Сад земных наслаждений

Словно пожелтевший, хрупкий лист, вырванный из старой, пахнущей пылью и чем-то еще, чем-то вроде застоявшейся воды или сгнивших персиков, фамильной хроники, что хранится где-то на чердаке, под стропилами, где воздух густой от времени и невысказанных тайн. Вот как он встал перед нами тогда, этот триптих, не просто картина, нет, но порог, распахнутый в самые глубины того, что мы зовем человеком, а может, просто в самые грязные сточные канавы его души, в те места, куда даже мысль боится заглянуть, те, что спрятаны под наслоениями приличий и пыли веков, но которые, как кровь, все равно просачиваются наружу, окрашивая все вокруг.

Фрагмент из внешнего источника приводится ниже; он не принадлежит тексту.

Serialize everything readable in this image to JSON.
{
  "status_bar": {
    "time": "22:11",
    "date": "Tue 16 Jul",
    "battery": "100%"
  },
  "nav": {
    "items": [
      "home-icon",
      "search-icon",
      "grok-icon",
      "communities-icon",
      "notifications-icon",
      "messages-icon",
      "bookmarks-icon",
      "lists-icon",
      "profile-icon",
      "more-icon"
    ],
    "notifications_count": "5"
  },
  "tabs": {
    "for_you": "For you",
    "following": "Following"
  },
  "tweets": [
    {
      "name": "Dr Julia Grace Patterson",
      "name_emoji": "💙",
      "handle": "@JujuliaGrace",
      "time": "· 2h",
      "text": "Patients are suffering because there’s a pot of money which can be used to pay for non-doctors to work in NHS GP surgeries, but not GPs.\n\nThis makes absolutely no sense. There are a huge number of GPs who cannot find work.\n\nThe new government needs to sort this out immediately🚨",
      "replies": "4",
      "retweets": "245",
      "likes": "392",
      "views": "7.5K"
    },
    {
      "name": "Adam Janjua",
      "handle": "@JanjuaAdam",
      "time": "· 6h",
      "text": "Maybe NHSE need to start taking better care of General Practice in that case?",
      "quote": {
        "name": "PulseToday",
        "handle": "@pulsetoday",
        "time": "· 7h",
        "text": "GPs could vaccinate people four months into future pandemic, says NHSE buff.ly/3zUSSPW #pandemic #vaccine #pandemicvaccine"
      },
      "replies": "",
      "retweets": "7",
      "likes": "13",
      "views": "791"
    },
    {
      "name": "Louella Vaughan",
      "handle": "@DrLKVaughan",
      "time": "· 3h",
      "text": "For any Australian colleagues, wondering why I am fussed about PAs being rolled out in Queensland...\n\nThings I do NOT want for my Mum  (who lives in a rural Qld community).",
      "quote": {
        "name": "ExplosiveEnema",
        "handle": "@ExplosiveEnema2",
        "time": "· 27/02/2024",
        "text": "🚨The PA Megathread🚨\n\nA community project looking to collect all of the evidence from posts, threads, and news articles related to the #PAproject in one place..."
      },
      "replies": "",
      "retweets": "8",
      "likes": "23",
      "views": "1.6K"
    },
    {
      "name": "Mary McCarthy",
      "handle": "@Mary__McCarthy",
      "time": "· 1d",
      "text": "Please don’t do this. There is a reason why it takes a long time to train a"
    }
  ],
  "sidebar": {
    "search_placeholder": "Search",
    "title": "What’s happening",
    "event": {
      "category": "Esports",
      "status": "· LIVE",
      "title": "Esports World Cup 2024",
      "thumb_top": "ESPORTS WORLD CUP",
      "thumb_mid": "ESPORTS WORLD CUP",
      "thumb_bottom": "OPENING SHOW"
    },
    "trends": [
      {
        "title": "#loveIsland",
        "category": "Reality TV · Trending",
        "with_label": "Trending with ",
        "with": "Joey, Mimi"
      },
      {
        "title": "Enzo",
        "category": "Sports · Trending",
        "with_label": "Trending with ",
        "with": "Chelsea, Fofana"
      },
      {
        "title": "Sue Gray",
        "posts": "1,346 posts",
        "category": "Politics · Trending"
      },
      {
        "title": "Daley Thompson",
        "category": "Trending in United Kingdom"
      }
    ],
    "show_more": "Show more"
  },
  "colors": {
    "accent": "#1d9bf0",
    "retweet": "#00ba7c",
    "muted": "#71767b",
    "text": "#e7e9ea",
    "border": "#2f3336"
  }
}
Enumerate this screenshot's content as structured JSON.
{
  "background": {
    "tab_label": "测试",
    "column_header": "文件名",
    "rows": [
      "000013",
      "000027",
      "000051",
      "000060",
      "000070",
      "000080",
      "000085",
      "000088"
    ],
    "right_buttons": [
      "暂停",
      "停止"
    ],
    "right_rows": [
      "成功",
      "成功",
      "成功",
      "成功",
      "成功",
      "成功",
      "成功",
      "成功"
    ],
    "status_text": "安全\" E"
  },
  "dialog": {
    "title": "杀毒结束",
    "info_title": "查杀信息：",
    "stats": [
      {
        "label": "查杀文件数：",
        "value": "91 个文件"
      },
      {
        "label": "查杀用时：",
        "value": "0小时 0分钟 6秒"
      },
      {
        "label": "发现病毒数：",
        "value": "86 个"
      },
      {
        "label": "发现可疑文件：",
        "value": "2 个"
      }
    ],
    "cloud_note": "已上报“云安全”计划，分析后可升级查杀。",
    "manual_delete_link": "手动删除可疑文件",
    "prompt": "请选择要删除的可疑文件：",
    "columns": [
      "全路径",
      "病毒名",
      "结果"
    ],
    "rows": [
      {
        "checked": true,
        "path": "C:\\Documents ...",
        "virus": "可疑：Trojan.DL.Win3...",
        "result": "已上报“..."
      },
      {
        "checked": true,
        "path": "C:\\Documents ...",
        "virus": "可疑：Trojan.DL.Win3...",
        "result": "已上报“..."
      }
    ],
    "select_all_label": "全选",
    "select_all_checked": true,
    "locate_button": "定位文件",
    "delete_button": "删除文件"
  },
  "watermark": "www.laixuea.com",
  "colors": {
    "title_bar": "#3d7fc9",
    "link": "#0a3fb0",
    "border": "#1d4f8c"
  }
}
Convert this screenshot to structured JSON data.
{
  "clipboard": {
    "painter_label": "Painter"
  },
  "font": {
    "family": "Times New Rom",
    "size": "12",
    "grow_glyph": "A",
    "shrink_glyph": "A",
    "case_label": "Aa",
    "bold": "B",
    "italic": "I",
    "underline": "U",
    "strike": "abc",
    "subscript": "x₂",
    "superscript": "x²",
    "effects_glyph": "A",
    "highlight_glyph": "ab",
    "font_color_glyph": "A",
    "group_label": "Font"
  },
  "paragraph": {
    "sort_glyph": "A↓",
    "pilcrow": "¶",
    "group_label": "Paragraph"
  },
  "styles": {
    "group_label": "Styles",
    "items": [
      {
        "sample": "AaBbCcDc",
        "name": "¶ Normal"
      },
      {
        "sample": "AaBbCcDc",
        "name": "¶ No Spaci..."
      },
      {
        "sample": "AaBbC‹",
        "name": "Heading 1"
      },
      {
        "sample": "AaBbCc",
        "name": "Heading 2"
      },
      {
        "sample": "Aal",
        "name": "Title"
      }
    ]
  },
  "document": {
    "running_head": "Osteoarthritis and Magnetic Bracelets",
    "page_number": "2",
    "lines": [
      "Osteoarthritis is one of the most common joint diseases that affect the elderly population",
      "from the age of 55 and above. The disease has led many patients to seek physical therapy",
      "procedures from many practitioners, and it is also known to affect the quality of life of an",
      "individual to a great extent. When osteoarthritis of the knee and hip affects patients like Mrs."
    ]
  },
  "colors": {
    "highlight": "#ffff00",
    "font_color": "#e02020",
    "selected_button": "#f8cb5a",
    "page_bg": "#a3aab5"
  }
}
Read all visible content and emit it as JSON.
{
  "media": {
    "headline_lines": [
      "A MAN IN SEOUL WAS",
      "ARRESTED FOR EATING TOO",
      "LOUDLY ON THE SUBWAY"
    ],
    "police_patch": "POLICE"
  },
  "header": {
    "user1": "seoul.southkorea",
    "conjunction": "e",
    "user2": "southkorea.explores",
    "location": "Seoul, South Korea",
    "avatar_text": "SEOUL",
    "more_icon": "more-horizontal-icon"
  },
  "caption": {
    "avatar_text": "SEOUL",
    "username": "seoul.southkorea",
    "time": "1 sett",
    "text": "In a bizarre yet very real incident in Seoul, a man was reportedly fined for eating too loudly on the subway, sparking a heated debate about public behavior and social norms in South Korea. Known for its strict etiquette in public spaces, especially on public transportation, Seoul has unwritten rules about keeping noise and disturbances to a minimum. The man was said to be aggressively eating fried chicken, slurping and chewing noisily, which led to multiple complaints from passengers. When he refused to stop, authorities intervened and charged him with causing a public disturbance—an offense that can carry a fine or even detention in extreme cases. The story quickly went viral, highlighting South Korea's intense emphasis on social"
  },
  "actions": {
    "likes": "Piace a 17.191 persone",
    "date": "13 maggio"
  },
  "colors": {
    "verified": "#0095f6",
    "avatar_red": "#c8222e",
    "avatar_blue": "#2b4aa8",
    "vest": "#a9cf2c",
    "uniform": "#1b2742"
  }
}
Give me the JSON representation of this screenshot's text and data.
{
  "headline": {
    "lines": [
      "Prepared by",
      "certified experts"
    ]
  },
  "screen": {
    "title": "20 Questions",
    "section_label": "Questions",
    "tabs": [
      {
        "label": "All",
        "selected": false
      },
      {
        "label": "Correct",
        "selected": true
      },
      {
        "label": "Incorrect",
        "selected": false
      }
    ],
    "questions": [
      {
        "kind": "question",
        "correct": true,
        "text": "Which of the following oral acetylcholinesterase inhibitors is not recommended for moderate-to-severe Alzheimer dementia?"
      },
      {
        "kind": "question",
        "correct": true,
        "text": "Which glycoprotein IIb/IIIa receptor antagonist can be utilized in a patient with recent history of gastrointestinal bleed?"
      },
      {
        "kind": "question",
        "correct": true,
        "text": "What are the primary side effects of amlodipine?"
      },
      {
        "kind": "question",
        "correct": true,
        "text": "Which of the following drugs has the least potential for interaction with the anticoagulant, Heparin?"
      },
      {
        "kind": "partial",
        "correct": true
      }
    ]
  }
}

Он стоял там, Босх, или, вернее, его творение, тяжелое, на своих петлях, как старый сундук, полный не золота и драгоценностей, а какой-то извращенной, болезненной памяти. Створки закрыты, и вот он – мир, еще не оскверненный, или, может, просто еще не начавший оскверняться, мир в монохроме, в серо-зеленых, туманных тонах, словно увиденный сквозь мутное стекло или через завесу дождя, что идет уже сотню лет и не собирается останавливаться. Земля, молодая, еще не израненная плугом и не пропитанная кровью, заключенная в эту хрупкую, прозрачную сферу, как мыльный пузырь, готовый лопнуть от одного неверного вздоха. И эта надпись, эта латынь, холодная, как камень: «Ибо Он сказал, и сделалось, Он повелел, и явилось». Слово. Еще только Слово, прежде чем оно стало плотью, прежде чем плоть стала грехом, прежде чем грех стал наказанием. Это было до. До всего этого невыносимого, липкого, кричащего сейчас. Обещание покоя, обещание чистоты, которое, как мы знаем, как кровь наша знает, было ложью. Всегда было ложью.

А потом… О, потом. Петли скрипнули, старый, усталый стон дерева под тяжестью веков и того, что оно скрывало. И створки распахнулись. И мир взорвался. Не золотом и светом, как должно быть в историях, нет, а каким-то диким, неистовым, болезненным цветом, вихрем форм, который ударил по глазам, по нутру, по самым потаенным, стыдным уголкам сознания.

Слева – Рай. Так его называют. Земной Рай. И да, вот он – Бог, или кто-то, кого они зовут Богом, соединяет руки Адама и Евы. Невинность, да? Должна быть невинность. Но посмотри повнимательней. Посмотри на эту траву, слишком пышную, слишком… живую, извивающуюся у ног. Посмотри на этих тварей. Слон, да, жираф, да, единорог, конечно. Но вот там, внизу, кот – он уже держит мышь. И эта птица, она несет в клюве лягушку. И фонтан. Этот проклятый фонтан. Он не из камня, не из чистого света. Он похож на что-то… органическое. На что-то, что растет, что пульсирует, что дышит смутной, тревожной жизнью, обещая плодородие, да, но и что-то еще, что-то липкое и опасное. Это не невинность. Это предчувствие. Тревога, разлитая в воздухе, как запах грозы или испорченного молока. Рай, в который уже заползла тень, и ты знаешь, ты просто чувствуешь это на своей коже, что долго он не продержится. Что-то уже сломано, или вот-вот сломается.

А центр… О, Господи, центр. Это не сад. Это… это кипящий котел. Это поле битвы, но не битвы с оружием, а битвы с самим собой, с собственной плотью, с собственным желанием. Тысячи их, обнаженных, словно только что вылупились из каких-то гигантских, грязных яиц, и вот они там, кружатся, ползают, ныряют, едят. Едят эту чертову клубнику, размером с человеческую голову, едят вишни, сидят в этих ягодах, словно в лодках или колыбелях. Они ездят верхом на животных – на лошадях, на ослах, на медведях, на каких-то фантастических тварях, которые могли привидеться только в лихорадочном бреду. Они сидят в этих прозрачных пузырях, хрупких, как обещание счастья, или в каких-то странных, похожих на раковины или цветы сооружениях, которые выглядят одновременно манящими и отталкивающими. Эротика? Да, она там, она разлита в воздухе, как сладкий, приторный запах гниющих фруктов. Но это не красота. Это… это просто делание. Бессмысленное, неуемное, нескончаемое делание.